Men Desert Such Localities - Or At Least Do Not
Congregate At Them When Their Character Is Once Known.
But the poor
President cannot desert the White House.
He must make the most of
the residence which the nation has prepared for him.
Of the other considerable public building of Washington, called the
Smithsonian Institution, I have said that its style was bastard
Gothic; by this I mean that its main attributes are Gothic, but that
liberties have been taken with it, which, whether they may injure
its beauty or no, certainly are subversive of architectural purity.
It is built of red stone, and is not ugly in itself. There is a
very nice Norman porch to it, and little bits of Lombard Gothic have
been well copied from Cologne. But windows have been fitted in with
stilted arches, of which the stilts seem to crack and bend, so
narrow are they and so high. And then the towers with high
pinnacled roofs are a mistake - unless indeed they be needed to give
to the whole structure that name of Romanesque which it has assumed.

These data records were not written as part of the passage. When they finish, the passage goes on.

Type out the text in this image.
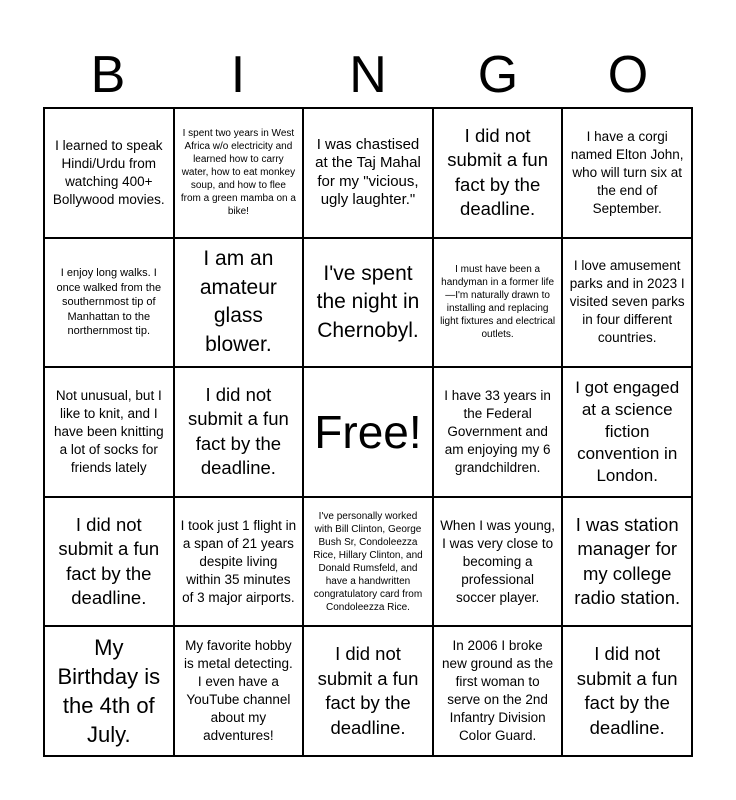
B	I	N	G	O
I learned to speak Hindi/Urdu from watching 400+ Bollywood movies.
I spent two years in West Africa w/o electricity and learned how to carry water, how to eat monkey soup, and how to flee from a green mamba on a bike!
I was chastised at the Taj Mahal for my "vicious, ugly laughter."
I did not submit a fun fact by the deadline.
I have a corgi named Elton John, who will turn six at the end of September.
I enjoy long walks. I once walked from the southernmost tip of Manhattan to the northernmost tip.
I am an amateur glass blower.
I've spent the night in Chernobyl.
I must have been a handyman in a former life—I'm naturally drawn to installing and replacing light fixtures and electrical outlets.
I love amusement parks and in 2023 I visited seven parks in four different countries.
Not unusual, but I like to knit, and I have been knitting a lot of socks for friends lately
I did not submit a fun fact by the deadline.
Free!
I have 33 years in the Federal Government and am enjoying my 6 grandchildren.
I got engaged at a science fiction convention in London.
I did not submit a fun fact by the deadline.
I took just 1 flight in a span of 21 years despite living within 35 minutes of 3 major airports.
I've personally worked with Bill Clinton, George Bush Sr, Condoleezza Rice, Hillary Clinton, and Donald Rumsfeld, and have a handwritten congratulatory card from Condoleezza Rice.
When I was young, I was very close to becoming a professional soccer player.
I was station manager for my college radio station.
My Birthday is the 4th of July.
My favorite hobby is metal detecting. I even have a YouTube channel about my adventures!
I did not submit a fun fact by the deadline.
In 2006 I broke new ground as the first woman to serve on the 2nd Infantry Division Color Guard.
I did not submit a fun fact by the deadline.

The building is used for museums and lectures, and was given to the
city by one James Smithsonian, an Englishman. I cannot say that the
City of Washington seems to be grateful, for all to whom I spoke on
the subject hinted that the Institution was a failure. It is to be
remarked that nobody in Washington is proud of Washington, or of
anything in it. If the Smithsonian Institution were at New York or
at Boston, one would have a different story to tell.
There has been an attempt made to raise at Washington a vast obelisk
to the memory of Washington - the first in war and first in peace, as
the country is proud to call him. This obelisk is a fair type of
the city. It is unfinished - not a third of it having as yet been
erected - and in all human probability ever will remain so. If
finished, it would be the highest monument of its kind standing on
the face of the globe; and yet, after all, what would it be even
then as compared with one of the great pyramids? Modern attempts
cannot bear comparison with those of the old world in simple
vastness. But in lieu of simple vastness, the modern world aims to
achieve either beauty or utility. By the Washington monument, if
completed, neither would be achieved. An obelisk with the
proportions of a needle may be very graceful; but an obelisk which
requires an expanse of flat-roofed, sprawling buildings for its
base, and of which the shaft shall be as big as a cathedral tower,
cannot be graceful. At present some third portion of the shaft has
been built, and there it stands. No one has a word to say for it.
No one thinks that money will ever again be subscribed for its
completion. I saw somewhere a box of plate-glass kept for
contributions for this purpose, and looking in perceived that two
half-dollar pieces had been given - but both of them were bad.